Mein Start in Villard im September gestaltete sich etwas komplizierter. Hier musste ich mich in der Gruppe erst zurechtfinden. Ich teilte mir ein Zimmer im Internat mit drei Abfahrtsskifahrern, und zum Glück war die Stimmung hier gut. Am Wochenende ging ich zu meiner Gastfamilie, Chantal und Bruno Dusser, die auch schon Simon beherbergt hatten, bevor er seine eigene Wohnung hatte. Unter der Woche war ich mit ihrer Tochter Marine in der Schule. Mit ihnen fühlte ich mich fast wie in einer Familie. Chantal kommt auch aus den Pyrenäen, und Bruno arbeitet bei Rossignol als Leiter des Skilanglaufbereichs. Wir lebten also in der gleichen Welt …
Ich war nun ein Sportler unter vielen. Die Trainingseinheiten nahmen immer mehr zu, und ich machte gute Fortschritte. Nichts deutete darauf hin, dass ich dem Tod nur wenige Wochen nach dem Autounfall ein zweites Mal knapp entrinnen würde …
Im Oktober fuhren wir mit dem ersten Schnee ins Trainingslager nach Alpe d’Huez.
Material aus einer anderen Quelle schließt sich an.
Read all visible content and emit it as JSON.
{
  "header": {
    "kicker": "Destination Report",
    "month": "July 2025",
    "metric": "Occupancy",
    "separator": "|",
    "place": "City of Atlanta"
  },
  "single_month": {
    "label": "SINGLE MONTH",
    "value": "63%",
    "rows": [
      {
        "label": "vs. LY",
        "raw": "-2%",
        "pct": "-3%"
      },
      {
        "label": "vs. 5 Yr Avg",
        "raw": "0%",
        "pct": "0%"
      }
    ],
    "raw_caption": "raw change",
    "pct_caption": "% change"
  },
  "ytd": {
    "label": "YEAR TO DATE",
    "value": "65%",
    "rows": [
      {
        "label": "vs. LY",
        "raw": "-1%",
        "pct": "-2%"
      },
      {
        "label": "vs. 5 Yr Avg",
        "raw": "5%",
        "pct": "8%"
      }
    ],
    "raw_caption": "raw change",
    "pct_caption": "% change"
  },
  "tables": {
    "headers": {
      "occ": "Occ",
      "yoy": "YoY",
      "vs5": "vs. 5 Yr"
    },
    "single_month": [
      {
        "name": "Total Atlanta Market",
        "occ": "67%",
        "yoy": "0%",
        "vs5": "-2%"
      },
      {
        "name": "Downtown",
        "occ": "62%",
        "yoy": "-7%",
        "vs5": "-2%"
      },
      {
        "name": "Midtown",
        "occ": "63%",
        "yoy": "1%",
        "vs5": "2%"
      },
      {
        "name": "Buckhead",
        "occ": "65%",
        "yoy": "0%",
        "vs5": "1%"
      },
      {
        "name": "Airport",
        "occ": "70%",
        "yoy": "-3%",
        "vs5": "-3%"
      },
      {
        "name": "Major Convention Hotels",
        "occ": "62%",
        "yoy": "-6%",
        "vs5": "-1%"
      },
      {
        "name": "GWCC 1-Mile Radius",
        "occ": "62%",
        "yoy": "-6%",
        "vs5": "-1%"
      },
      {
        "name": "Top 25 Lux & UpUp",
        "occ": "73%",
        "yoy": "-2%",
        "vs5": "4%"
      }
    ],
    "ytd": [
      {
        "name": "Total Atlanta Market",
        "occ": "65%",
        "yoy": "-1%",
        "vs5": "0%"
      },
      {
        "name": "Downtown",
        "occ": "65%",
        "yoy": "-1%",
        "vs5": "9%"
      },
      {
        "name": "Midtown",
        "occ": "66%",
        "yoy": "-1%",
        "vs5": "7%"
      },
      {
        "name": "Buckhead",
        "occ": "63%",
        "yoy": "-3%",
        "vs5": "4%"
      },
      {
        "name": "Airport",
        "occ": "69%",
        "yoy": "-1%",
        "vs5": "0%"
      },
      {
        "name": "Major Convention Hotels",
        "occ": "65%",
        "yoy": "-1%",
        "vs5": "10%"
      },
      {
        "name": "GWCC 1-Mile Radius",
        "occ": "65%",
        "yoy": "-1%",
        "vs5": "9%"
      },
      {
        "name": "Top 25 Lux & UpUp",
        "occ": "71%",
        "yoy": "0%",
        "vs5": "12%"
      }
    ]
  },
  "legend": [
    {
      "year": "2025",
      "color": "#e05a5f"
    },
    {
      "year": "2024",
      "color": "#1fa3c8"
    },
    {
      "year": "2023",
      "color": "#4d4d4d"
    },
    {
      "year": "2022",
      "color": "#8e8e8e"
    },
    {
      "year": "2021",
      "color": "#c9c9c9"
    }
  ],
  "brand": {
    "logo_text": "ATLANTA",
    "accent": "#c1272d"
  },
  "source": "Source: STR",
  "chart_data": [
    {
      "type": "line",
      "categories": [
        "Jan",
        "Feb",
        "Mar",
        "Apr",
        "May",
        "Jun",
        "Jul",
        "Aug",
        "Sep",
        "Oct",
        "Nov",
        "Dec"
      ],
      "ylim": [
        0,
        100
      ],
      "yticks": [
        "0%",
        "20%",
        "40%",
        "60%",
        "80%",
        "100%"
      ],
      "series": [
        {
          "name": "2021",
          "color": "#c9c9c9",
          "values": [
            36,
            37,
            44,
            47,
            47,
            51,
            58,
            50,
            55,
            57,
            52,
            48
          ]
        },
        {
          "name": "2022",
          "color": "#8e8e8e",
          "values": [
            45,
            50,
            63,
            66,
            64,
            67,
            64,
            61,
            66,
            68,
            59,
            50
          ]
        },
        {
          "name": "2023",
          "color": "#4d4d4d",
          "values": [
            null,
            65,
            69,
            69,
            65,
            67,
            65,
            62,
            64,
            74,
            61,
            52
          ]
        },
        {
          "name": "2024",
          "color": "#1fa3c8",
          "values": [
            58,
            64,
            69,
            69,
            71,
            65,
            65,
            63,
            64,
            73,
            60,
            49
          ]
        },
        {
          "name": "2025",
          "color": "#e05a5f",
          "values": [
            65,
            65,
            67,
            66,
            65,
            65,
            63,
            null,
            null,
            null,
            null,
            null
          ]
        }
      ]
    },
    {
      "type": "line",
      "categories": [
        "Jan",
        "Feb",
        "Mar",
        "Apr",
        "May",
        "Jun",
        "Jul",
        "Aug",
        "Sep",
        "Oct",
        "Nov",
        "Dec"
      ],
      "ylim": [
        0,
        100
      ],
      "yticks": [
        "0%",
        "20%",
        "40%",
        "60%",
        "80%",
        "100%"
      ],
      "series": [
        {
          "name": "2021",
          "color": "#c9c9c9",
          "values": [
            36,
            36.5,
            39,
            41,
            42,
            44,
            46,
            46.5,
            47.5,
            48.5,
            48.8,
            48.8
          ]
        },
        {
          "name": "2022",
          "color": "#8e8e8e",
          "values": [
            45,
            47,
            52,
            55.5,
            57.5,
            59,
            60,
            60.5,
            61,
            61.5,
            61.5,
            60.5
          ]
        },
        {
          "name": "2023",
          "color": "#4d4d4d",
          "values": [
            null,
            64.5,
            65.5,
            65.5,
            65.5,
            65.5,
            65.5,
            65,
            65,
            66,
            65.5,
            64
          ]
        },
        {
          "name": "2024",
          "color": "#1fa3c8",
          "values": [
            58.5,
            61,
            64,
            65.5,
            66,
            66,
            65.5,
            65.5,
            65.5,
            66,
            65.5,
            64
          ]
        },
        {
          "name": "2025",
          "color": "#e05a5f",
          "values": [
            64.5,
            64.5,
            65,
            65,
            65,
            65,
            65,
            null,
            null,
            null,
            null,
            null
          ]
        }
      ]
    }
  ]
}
Thierry Dusserre hatte für uns eine Schießeinheit vorgesehen, aber die stürmischen Wetterbedingungen zwangen uns zum fluchtartigen Rückzug in eine Turnhalle.
Wir mussten Schießbewegungen imitieren – leer, ohne Patronen im Magazin, als »Trockentraining«. Dabei arbeitet man an den Automatismen und an der Aufstellung: Laden mit geschlossenen Augen, es werden unermüdlich die Handgriffe wiederholt, die wir im Wettkampf ohne das geringste Zögern ausführen müssen.
Ich erinnere mich daran, dass Thierry Folgendes sagte: »Stellt euch vor, ihr seid beim ersten Rennen des Winters, bei der Qualifikation für den Europacup, ihr kommt im Schießstand an, atmet durch, nehmt euer Gewehr, steckt das Magazin hinein, und wenn ihr bereit seid, schießt ihr.«
Wir standen vor einer verspiegelten Wand, um unsere Position perfekt visualisieren zu können, in drei Reihen. Ich stand in der ersten. Hinter mir, leicht links, ein Mädchen aus der Gruppe. Auf Anordnung von Thierry nahmen wir unsere Gewehre, setzten das Magazin ein, legten das Gewehr an und schossen. Normalerweise hätten wir jetzt nur den Ton eines leeren Stoßes hören dürfen. Ein trockenes Klacken. Ich dachte an einen schlechten Scherz, als ich den Knall hörte. Aber als ich mit den Augen nach oben ging, sah ich den gesprungenen Spiegel vor mir. Etwas oberhalb vom Abbild meines Kopfes im Spiegel …
Ich dachte sofort, dass ich Mist gebaut und eine Patrone in meinem Magazin vergessen hätte. Ich ärgerte mich schon über mich selbst, solch einen Fehler gemacht zu haben. Denn das Erste, was man beim Biathlon lernt, sind die Sicherheitsvorkehrungen bei der Handhabung einer Schusswaffe. Wenn man am Ende einer Trainingseinheit das Magazin herausnimmt, überprüft man, dass keine Patrone darin verblieben ist – dass das Schloss leer ist, wenn man es wieder schließt. Diese Handgriffe werden sehr schnell zu Automatismen, und unsere Trainer nehmen uns diesbezüglich in die Verantwortung. Ich dachte, dass ich mich falsch verhalten hätte, aber als ich das Schloss öffnete, war dort keine Patronenhülse. Der Schuss konnte sich also gar nicht aus meinem Gewehr gelöst haben. Ich drehte mich um. Das Mädchen hinter mir überprüfte gerade seine Waffe. Und dann sah ich die Szene wie in Zeitlupe, wie in einem Film: Eine Patronenhülse löst sich, fällt auf den Boden und prallt ab …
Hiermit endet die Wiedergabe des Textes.